Immunohistochemistry
Tumor specimens were fixed in 10% neutral buffered formalin and embedded in paraffin. Sections were stained with hematoxylin and eosin (H&E) and Azan stain for assessment of fibrosis, while the expression of various antigens was assessed immunohistochemically. Deparaffinizing sections were pretreated by autoclaving in 10% citric acid buffer at 120 °C for 15 min. Following treatment with protein block serum (Dako Co., Kyoto, Japan) for 10 min and incubation with 2% skim milk for 30 min to block nonspecific reactions, sections were incubated with primary antibody at 4 °C overnight. Information on the antibodies used is listed in Table 1. After the sections were washed in PBS, immunoreactivity was visualized using EnVision reagent (Dako Co.), and the slides were developed with diaminobenzidine and counterstained with hematoxylin. All sections were examined using a fluorescence microscope (Olympus, Tokyo, Japan). The degree of fibrosis was calculated as a percentage of fibrosis within the whole section in all samples using a BZ-9000 BZII microscope (Keyence, Osaka, Japan).

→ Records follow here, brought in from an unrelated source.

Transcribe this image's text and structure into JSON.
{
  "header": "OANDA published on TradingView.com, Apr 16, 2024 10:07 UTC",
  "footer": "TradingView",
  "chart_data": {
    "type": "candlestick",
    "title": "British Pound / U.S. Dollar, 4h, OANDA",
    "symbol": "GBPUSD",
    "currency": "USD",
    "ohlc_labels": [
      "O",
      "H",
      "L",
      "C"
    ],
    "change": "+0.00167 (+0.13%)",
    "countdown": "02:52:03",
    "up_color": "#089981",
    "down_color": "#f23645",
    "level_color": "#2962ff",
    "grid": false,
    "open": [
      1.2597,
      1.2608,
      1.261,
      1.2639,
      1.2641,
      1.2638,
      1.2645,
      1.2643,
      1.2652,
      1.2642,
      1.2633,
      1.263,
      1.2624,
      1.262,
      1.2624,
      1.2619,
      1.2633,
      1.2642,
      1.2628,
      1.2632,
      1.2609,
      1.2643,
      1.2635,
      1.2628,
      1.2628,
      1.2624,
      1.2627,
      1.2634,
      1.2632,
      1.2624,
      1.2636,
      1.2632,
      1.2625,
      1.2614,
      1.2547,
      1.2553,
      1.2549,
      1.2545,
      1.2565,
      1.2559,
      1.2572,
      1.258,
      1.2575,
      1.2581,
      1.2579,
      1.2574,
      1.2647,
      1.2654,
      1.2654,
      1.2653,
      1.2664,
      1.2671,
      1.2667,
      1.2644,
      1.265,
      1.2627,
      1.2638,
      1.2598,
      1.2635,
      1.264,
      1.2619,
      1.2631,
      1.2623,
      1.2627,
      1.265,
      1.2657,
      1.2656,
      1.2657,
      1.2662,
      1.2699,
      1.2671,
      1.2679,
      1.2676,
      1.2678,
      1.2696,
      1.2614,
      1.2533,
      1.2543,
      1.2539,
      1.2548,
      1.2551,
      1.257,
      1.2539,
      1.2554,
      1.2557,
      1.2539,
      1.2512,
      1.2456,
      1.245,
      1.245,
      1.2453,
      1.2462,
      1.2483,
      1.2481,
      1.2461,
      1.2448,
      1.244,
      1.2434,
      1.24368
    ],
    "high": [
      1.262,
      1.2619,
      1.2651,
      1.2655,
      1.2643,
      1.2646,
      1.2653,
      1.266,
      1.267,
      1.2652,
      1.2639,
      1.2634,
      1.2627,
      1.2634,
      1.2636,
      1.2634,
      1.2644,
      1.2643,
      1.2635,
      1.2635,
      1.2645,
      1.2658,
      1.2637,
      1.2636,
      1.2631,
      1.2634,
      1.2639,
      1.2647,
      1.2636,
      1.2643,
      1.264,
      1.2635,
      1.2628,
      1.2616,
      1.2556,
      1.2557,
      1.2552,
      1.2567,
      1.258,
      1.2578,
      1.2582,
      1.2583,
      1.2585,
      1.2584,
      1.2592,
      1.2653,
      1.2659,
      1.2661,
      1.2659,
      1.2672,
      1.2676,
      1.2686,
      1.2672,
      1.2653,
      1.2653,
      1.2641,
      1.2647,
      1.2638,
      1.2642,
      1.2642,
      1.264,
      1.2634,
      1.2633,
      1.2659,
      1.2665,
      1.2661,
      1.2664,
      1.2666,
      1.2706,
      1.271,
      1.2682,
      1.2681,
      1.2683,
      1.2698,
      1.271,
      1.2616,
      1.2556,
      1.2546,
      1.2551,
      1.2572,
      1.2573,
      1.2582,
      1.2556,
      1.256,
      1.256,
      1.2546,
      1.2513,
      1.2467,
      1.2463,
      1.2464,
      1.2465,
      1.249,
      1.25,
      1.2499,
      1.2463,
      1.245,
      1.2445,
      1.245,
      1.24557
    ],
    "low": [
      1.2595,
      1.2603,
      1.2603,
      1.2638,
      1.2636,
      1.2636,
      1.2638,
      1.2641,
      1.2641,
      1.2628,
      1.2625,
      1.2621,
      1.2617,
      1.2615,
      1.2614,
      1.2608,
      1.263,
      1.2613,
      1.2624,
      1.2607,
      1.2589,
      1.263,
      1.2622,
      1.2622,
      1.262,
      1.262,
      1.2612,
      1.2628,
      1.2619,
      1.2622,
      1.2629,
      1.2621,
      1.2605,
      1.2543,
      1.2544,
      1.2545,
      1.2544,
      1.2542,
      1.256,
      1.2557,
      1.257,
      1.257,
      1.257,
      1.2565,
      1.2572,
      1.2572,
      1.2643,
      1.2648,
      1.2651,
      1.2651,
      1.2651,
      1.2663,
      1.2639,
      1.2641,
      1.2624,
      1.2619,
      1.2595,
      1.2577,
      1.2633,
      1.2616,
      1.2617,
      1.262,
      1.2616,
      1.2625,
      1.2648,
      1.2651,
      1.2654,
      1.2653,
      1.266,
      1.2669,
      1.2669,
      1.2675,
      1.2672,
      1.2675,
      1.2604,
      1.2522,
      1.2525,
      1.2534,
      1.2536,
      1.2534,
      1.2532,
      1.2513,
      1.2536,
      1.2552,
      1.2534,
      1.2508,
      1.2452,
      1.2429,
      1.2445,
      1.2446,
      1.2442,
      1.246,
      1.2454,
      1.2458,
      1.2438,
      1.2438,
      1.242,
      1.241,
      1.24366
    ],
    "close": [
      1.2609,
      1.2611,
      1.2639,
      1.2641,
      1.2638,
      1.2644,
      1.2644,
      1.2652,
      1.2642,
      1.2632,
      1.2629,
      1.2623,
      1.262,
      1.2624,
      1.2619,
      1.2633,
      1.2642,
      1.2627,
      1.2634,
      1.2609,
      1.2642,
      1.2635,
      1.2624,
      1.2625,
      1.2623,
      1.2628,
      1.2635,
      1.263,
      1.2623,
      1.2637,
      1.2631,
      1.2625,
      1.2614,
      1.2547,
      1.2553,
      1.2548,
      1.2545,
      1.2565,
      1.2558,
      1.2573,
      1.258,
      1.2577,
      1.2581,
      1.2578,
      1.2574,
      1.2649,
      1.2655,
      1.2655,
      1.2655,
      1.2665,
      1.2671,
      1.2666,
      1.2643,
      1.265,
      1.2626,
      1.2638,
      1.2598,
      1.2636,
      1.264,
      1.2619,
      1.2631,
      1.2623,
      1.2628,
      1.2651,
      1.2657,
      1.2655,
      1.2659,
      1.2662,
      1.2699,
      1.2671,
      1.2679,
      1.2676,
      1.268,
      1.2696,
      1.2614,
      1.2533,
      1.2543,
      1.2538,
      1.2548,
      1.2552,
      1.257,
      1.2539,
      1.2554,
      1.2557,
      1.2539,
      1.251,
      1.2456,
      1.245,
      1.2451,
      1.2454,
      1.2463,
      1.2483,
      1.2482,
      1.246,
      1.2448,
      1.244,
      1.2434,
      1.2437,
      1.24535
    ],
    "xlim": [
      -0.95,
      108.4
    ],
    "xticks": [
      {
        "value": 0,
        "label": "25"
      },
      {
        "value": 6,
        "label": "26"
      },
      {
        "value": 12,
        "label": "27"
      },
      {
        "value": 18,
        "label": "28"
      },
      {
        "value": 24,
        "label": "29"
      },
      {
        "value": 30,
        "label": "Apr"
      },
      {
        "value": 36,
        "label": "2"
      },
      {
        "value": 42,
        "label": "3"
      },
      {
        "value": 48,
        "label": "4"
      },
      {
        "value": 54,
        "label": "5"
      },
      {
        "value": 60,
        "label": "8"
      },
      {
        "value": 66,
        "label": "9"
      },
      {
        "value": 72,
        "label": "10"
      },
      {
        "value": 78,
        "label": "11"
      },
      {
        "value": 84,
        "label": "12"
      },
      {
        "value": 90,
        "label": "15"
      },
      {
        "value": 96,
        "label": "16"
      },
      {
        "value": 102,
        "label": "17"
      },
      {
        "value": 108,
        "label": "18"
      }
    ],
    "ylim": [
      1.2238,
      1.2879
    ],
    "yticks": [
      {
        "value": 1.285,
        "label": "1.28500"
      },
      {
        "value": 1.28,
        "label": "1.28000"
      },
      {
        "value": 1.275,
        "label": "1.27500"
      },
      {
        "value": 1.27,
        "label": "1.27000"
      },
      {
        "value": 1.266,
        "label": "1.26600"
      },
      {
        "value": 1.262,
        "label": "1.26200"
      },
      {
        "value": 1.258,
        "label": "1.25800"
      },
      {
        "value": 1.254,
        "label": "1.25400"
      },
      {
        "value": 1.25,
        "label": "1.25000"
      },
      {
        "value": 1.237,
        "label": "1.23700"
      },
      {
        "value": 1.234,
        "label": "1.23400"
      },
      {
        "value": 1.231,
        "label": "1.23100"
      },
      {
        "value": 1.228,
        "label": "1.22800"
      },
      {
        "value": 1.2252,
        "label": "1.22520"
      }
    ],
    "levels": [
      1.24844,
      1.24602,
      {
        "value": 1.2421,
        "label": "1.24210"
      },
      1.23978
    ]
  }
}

Quantification of immunostaining parameters
Data were obtained by manually counting positively stained cells in five non-overlapping intratumoral fields. Due to the small size of specimens, clinical specimens were analyzed under x400 magnification to avoid counting the non-tumoral fields. Stained cells in mouse model tumors were accessed under ×100 magnification for CD4+ and CD8+ cells, and under x200 magnification for CD163+ cells. All immunostaining was interpreted by two independently (JK and TY).
Statistical analysis
Statistical analyses were conducted using SPSS statistical software, version 23 (IBM Corp., Armonk, NY, USA). Comparison of peritoneal tumor weight in each group was made using Student’s t-test. Differences among the cell count and fibrotic area data sets in each group were evaluated using the Mann-Whitney U-test. P values less than 0.05 indicated statistical significance.